The film, which premieres Saturday at 8 p.m., is based on the best-seller by Rebecca Skloot. It charts the rocky road to discovery shared by Henrietta Lacks’ daughter Deborah (Winfrey) with Skloot, who wanted to shine light on the human story behind the legendary cell line known as “HeLa.” Rose Byrne (“Damages,” “Bridesmaids”) plays the intrepid reporter Skloot.

Winfrey was captivated by the book and acquired the rights with the intent of producing a film. Then two things happened to set the project on its proper course.

She heard one of the hundreds of interviews Skloot had made with Deborah Lacks (who had died just months before the book’s 2010 publication). Winfrey heard her on tape saying to Skloot, “Girl! Did you see ‘The Oprah Show’ today? SHE should play me!”
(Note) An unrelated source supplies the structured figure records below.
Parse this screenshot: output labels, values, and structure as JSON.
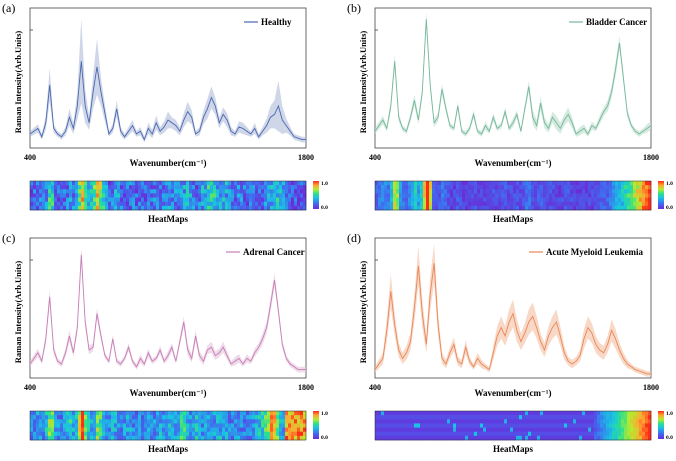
{
  "panels": [
    {
      "panel_label": "(a)",
      "legend": "Healthy",
      "color": "#4a67b0",
      "band_color": "#aebad9",
      "band_opacity": 0.6,
      "ylabel": "Raman Intensity(Arb.Units)",
      "xlabel": "Wavenumber(cm⁻¹)",
      "x_min_label": "400",
      "x_max_label": "1800",
      "heatmap_title": "HeatMaps",
      "cbar_max": "1.0",
      "cbar_min": "0.0",
      "heatmap_style": "varied"
    },
    {
      "panel_label": "(b)",
      "legend": "Bladder Cancer",
      "color": "#76b89a",
      "band_color": "#b9dccc",
      "band_opacity": 0.6,
      "ylabel": "Raman Intensity(Arb.Units)",
      "xlabel": "Wavenumber(cm⁻¹)",
      "x_min_label": "400",
      "x_max_label": "1800",
      "heatmap_title": "HeatMaps",
      "cbar_max": "1.0",
      "cbar_min": "0.0",
      "heatmap_style": "purple_left"
    },
    {
      "panel_label": "(c)",
      "legend": "Adrenal Cancer",
      "color": "#c77fb6",
      "band_color": "#e5c2dc",
      "band_opacity": 0.6,
      "ylabel": "Raman Intensity(Arb.Units)",
      "xlabel": "Wavenumber(cm⁻¹)",
      "x_min_label": "400",
      "x_max_label": "1800",
      "heatmap_title": "HeatMaps",
      "cbar_max": "1.0",
      "cbar_min": "0.0",
      "heatmap_style": "mixed"
    },
    {
      "panel_label": "(d)",
      "legend": "Acute Myeloid Leukemia",
      "color": "#e98758",
      "band_color": "#f5c3a7",
      "band_opacity": 0.65,
      "ylabel": "Raman Intensity(Arb.Units)",
      "xlabel": "Wavenumber(cm⁻¹)",
      "x_min_label": "400",
      "x_max_label": "1800",
      "heatmap_title": "HeatMaps",
      "cbar_max": "1.0",
      "cbar_min": "0.0",
      "heatmap_style": "purple_stripes"
    }
  ],
  "chart_data": [
    {
      "type": "line",
      "title": "Healthy",
      "xlabel": "Wavenumber(cm⁻¹)",
      "ylabel": "Raman Intensity(Arb.Units)",
      "xlim": [
        400,
        1800
      ],
      "ylim": [
        0,
        1
      ],
      "series": [
        {
          "name": "Healthy",
          "x": [
            400,
            440,
            460,
            480,
            500,
            520,
            540,
            560,
            580,
            600,
            620,
            640,
            660,
            680,
            700,
            720,
            740,
            760,
            780,
            800,
            820,
            840,
            860,
            880,
            900,
            920,
            940,
            960,
            980,
            1000,
            1020,
            1040,
            1060,
            1080,
            1100,
            1120,
            1140,
            1160,
            1180,
            1200,
            1220,
            1240,
            1260,
            1280,
            1300,
            1320,
            1340,
            1360,
            1380,
            1400,
            1420,
            1440,
            1460,
            1480,
            1500,
            1520,
            1540,
            1560,
            1580,
            1600,
            1620,
            1640,
            1660,
            1680,
            1700,
            1720,
            1740,
            1760,
            1780,
            1800
          ],
          "values": [
            0.1,
            0.14,
            0.08,
            0.18,
            0.45,
            0.14,
            0.1,
            0.08,
            0.12,
            0.22,
            0.14,
            0.3,
            0.62,
            0.3,
            0.18,
            0.4,
            0.58,
            0.4,
            0.25,
            0.1,
            0.14,
            0.28,
            0.12,
            0.08,
            0.12,
            0.16,
            0.1,
            0.12,
            0.06,
            0.14,
            0.1,
            0.18,
            0.12,
            0.15,
            0.2,
            0.18,
            0.16,
            0.12,
            0.2,
            0.26,
            0.22,
            0.1,
            0.12,
            0.22,
            0.28,
            0.36,
            0.3,
            0.18,
            0.24,
            0.2,
            0.12,
            0.1,
            0.15,
            0.14,
            0.12,
            0.1,
            0.14,
            0.08,
            0.12,
            0.16,
            0.22,
            0.24,
            0.3,
            0.2,
            0.16,
            0.12,
            0.08,
            0.07,
            0.06,
            0.06
          ],
          "spread": [
            0.02,
            0.03,
            0.02,
            0.05,
            0.12,
            0.03,
            0.02,
            0.02,
            0.03,
            0.06,
            0.04,
            0.1,
            0.3,
            0.12,
            0.05,
            0.12,
            0.2,
            0.1,
            0.06,
            0.02,
            0.03,
            0.06,
            0.03,
            0.02,
            0.03,
            0.04,
            0.02,
            0.03,
            0.02,
            0.04,
            0.03,
            0.05,
            0.03,
            0.04,
            0.06,
            0.04,
            0.04,
            0.03,
            0.05,
            0.07,
            0.05,
            0.02,
            0.03,
            0.05,
            0.07,
            0.08,
            0.06,
            0.04,
            0.05,
            0.05,
            0.03,
            0.02,
            0.04,
            0.04,
            0.03,
            0.02,
            0.04,
            0.02,
            0.03,
            0.05,
            0.08,
            0.1,
            0.18,
            0.1,
            0.05,
            0.03,
            0.02,
            0.02,
            0.02,
            0.02
          ]
        }
      ]
    },
    {
      "type": "line",
      "title": "Bladder Cancer",
      "xlabel": "Wavenumber(cm⁻¹)",
      "ylabel": "Raman Intensity(Arb.Units)",
      "xlim": [
        400,
        1800
      ],
      "ylim": [
        0,
        1
      ],
      "series": [
        {
          "name": "Bladder Cancer",
          "x": [
            400,
            440,
            460,
            480,
            500,
            520,
            540,
            560,
            580,
            600,
            620,
            640,
            660,
            680,
            700,
            720,
            740,
            760,
            780,
            800,
            820,
            840,
            860,
            880,
            900,
            920,
            940,
            960,
            980,
            1000,
            1020,
            1040,
            1060,
            1080,
            1100,
            1120,
            1140,
            1160,
            1180,
            1200,
            1220,
            1240,
            1260,
            1280,
            1300,
            1320,
            1340,
            1360,
            1380,
            1400,
            1420,
            1440,
            1460,
            1480,
            1500,
            1520,
            1540,
            1560,
            1580,
            1600,
            1620,
            1640,
            1660,
            1680,
            1700,
            1720,
            1740,
            1760,
            1780,
            1800
          ],
          "values": [
            0.12,
            0.2,
            0.14,
            0.3,
            0.62,
            0.22,
            0.14,
            0.12,
            0.22,
            0.34,
            0.2,
            0.4,
            0.92,
            0.45,
            0.18,
            0.22,
            0.42,
            0.28,
            0.16,
            0.14,
            0.3,
            0.12,
            0.1,
            0.14,
            0.24,
            0.12,
            0.1,
            0.16,
            0.12,
            0.22,
            0.14,
            0.16,
            0.26,
            0.14,
            0.18,
            0.24,
            0.12,
            0.28,
            0.44,
            0.22,
            0.16,
            0.32,
            0.18,
            0.14,
            0.22,
            0.18,
            0.14,
            0.2,
            0.24,
            0.18,
            0.1,
            0.12,
            0.14,
            0.1,
            0.16,
            0.14,
            0.2,
            0.26,
            0.3,
            0.4,
            0.56,
            0.75,
            0.5,
            0.25,
            0.16,
            0.12,
            0.1,
            0.12,
            0.14,
            0.16
          ],
          "spread": [
            0.02,
            0.03,
            0.02,
            0.04,
            0.05,
            0.03,
            0.02,
            0.02,
            0.03,
            0.04,
            0.03,
            0.04,
            0.05,
            0.04,
            0.03,
            0.03,
            0.04,
            0.03,
            0.02,
            0.02,
            0.03,
            0.02,
            0.02,
            0.02,
            0.03,
            0.02,
            0.02,
            0.03,
            0.02,
            0.03,
            0.02,
            0.02,
            0.03,
            0.02,
            0.03,
            0.03,
            0.02,
            0.03,
            0.04,
            0.05,
            0.04,
            0.05,
            0.04,
            0.03,
            0.04,
            0.05,
            0.04,
            0.04,
            0.05,
            0.04,
            0.02,
            0.03,
            0.03,
            0.02,
            0.03,
            0.02,
            0.03,
            0.03,
            0.04,
            0.04,
            0.05,
            0.05,
            0.04,
            0.03,
            0.02,
            0.02,
            0.02,
            0.02,
            0.03,
            0.03
          ]
        }
      ]
    },
    {
      "type": "line",
      "title": "Adrenal Cancer",
      "xlabel": "Wavenumber(cm⁻¹)",
      "ylabel": "Raman Intensity(Arb.Units)",
      "xlim": [
        400,
        1800
      ],
      "ylim": [
        0,
        1
      ],
      "series": [
        {
          "name": "Adrenal Cancer",
          "x": [
            400,
            440,
            460,
            480,
            500,
            520,
            540,
            560,
            580,
            600,
            620,
            640,
            660,
            680,
            700,
            720,
            740,
            760,
            780,
            800,
            820,
            840,
            860,
            880,
            900,
            920,
            940,
            960,
            980,
            1000,
            1020,
            1040,
            1060,
            1080,
            1100,
            1120,
            1140,
            1160,
            1180,
            1200,
            1220,
            1240,
            1260,
            1280,
            1300,
            1320,
            1340,
            1360,
            1380,
            1400,
            1420,
            1440,
            1460,
            1480,
            1500,
            1520,
            1540,
            1560,
            1580,
            1600,
            1620,
            1640,
            1660,
            1680,
            1700,
            1720,
            1740,
            1760,
            1780,
            1800
          ],
          "values": [
            0.1,
            0.18,
            0.12,
            0.28,
            0.58,
            0.2,
            0.12,
            0.1,
            0.18,
            0.3,
            0.18,
            0.36,
            0.88,
            0.4,
            0.2,
            0.22,
            0.46,
            0.3,
            0.16,
            0.12,
            0.28,
            0.12,
            0.1,
            0.14,
            0.22,
            0.12,
            0.08,
            0.14,
            0.1,
            0.18,
            0.12,
            0.14,
            0.2,
            0.12,
            0.16,
            0.22,
            0.12,
            0.26,
            0.4,
            0.2,
            0.14,
            0.3,
            0.16,
            0.12,
            0.2,
            0.22,
            0.16,
            0.18,
            0.22,
            0.16,
            0.1,
            0.12,
            0.14,
            0.1,
            0.14,
            0.12,
            0.18,
            0.22,
            0.28,
            0.36,
            0.52,
            0.7,
            0.48,
            0.24,
            0.14,
            0.1,
            0.08,
            0.06,
            0.06,
            0.06
          ],
          "spread": [
            0.02,
            0.03,
            0.02,
            0.04,
            0.05,
            0.03,
            0.02,
            0.02,
            0.03,
            0.04,
            0.03,
            0.04,
            0.05,
            0.04,
            0.03,
            0.03,
            0.04,
            0.03,
            0.02,
            0.02,
            0.03,
            0.02,
            0.02,
            0.02,
            0.03,
            0.02,
            0.02,
            0.03,
            0.02,
            0.03,
            0.02,
            0.02,
            0.03,
            0.02,
            0.03,
            0.03,
            0.02,
            0.03,
            0.04,
            0.04,
            0.03,
            0.04,
            0.03,
            0.03,
            0.03,
            0.04,
            0.03,
            0.03,
            0.04,
            0.03,
            0.02,
            0.03,
            0.03,
            0.02,
            0.03,
            0.02,
            0.03,
            0.03,
            0.04,
            0.04,
            0.05,
            0.05,
            0.04,
            0.03,
            0.02,
            0.02,
            0.02,
            0.02,
            0.02,
            0.02
          ]
        }
      ]
    },
    {
      "type": "line",
      "title": "Acute Myeloid Leukemia",
      "xlabel": "Wavenumber(cm⁻¹)",
      "ylabel": "Raman Intensity(Arb.Units)",
      "xlim": [
        400,
        1800
      ],
      "ylim": [
        0,
        1
      ],
      "series": [
        {
          "name": "Acute Myeloid Leukemia",
          "x": [
            400,
            440,
            460,
            480,
            500,
            520,
            540,
            560,
            580,
            600,
            620,
            640,
            660,
            680,
            700,
            720,
            740,
            760,
            780,
            800,
            820,
            840,
            860,
            880,
            900,
            920,
            940,
            960,
            980,
            1000,
            1020,
            1040,
            1060,
            1080,
            1100,
            1120,
            1140,
            1160,
            1180,
            1200,
            1220,
            1240,
            1260,
            1280,
            1300,
            1320,
            1340,
            1360,
            1380,
            1400,
            1420,
            1440,
            1460,
            1480,
            1500,
            1520,
            1540,
            1560,
            1580,
            1600,
            1620,
            1640,
            1660,
            1680,
            1700,
            1720,
            1740,
            1760,
            1780,
            1800
          ],
          "values": [
            0.06,
            0.14,
            0.34,
            0.62,
            0.38,
            0.2,
            0.14,
            0.18,
            0.26,
            0.5,
            0.8,
            0.46,
            0.24,
            0.6,
            0.82,
            0.38,
            0.14,
            0.1,
            0.18,
            0.24,
            0.12,
            0.1,
            0.22,
            0.12,
            0.08,
            0.14,
            0.1,
            0.08,
            0.06,
            0.18,
            0.3,
            0.36,
            0.3,
            0.4,
            0.46,
            0.34,
            0.26,
            0.32,
            0.4,
            0.44,
            0.36,
            0.26,
            0.2,
            0.3,
            0.36,
            0.4,
            0.3,
            0.18,
            0.12,
            0.1,
            0.12,
            0.16,
            0.28,
            0.36,
            0.32,
            0.24,
            0.2,
            0.18,
            0.24,
            0.34,
            0.28,
            0.2,
            0.14,
            0.1,
            0.08,
            0.06,
            0.05,
            0.04,
            0.03,
            0.03
          ],
          "spread": [
            0.02,
            0.04,
            0.08,
            0.12,
            0.08,
            0.05,
            0.04,
            0.05,
            0.06,
            0.1,
            0.14,
            0.1,
            0.06,
            0.12,
            0.14,
            0.08,
            0.04,
            0.03,
            0.04,
            0.05,
            0.03,
            0.03,
            0.05,
            0.03,
            0.02,
            0.04,
            0.03,
            0.02,
            0.02,
            0.05,
            0.07,
            0.08,
            0.07,
            0.09,
            0.1,
            0.08,
            0.06,
            0.07,
            0.09,
            0.1,
            0.08,
            0.06,
            0.05,
            0.07,
            0.08,
            0.09,
            0.07,
            0.05,
            0.03,
            0.03,
            0.03,
            0.04,
            0.07,
            0.08,
            0.07,
            0.06,
            0.05,
            0.05,
            0.06,
            0.08,
            0.07,
            0.05,
            0.04,
            0.03,
            0.02,
            0.02,
            0.02,
            0.02,
            0.02,
            0.02
          ]
        }
      ]
    }
  ]
}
“I did it as a way of honoring her,” Winfrey says, “honoring the legacy she tried to create and build for her mother.”

The other reason Winfrey couldn’t say no to the role: George C. Wolfe, the celebrated Tony Award-winning director, joined the project. Wolfe saw the film as more than an untold tale of science.

“The desire to know one’s parents — that’s a very primal thing,” he says. “They are literally and metaphorically the DNA of who we become. For Deborah to know her mother is to know her own story. That’s the driving energy on which everything else in the film can hang.”

Even the simplest things Deborah wants to know: “Did she breast-feed me? Did she love to dance?”

A poor tobacco farmer who worked the same Virginia land as her slave ancestors, Henrietta Lacks died in 1951 at age 31.

“In segregated America, on paper, she had no power,” says Wolfe. “But her HeLa cells were unbelievably powerful. That juxtaposition was really fascinating to me.”

The film was shot last summer in the Atlanta area, plus a few days on location at Johns Hopkins Hospital in Baltimore.

Byrne reports that during the production, “I didn’t see the Oprah that we all know: ‘OP-rah WIN-frey!!!’ She was very focused, very meditative.”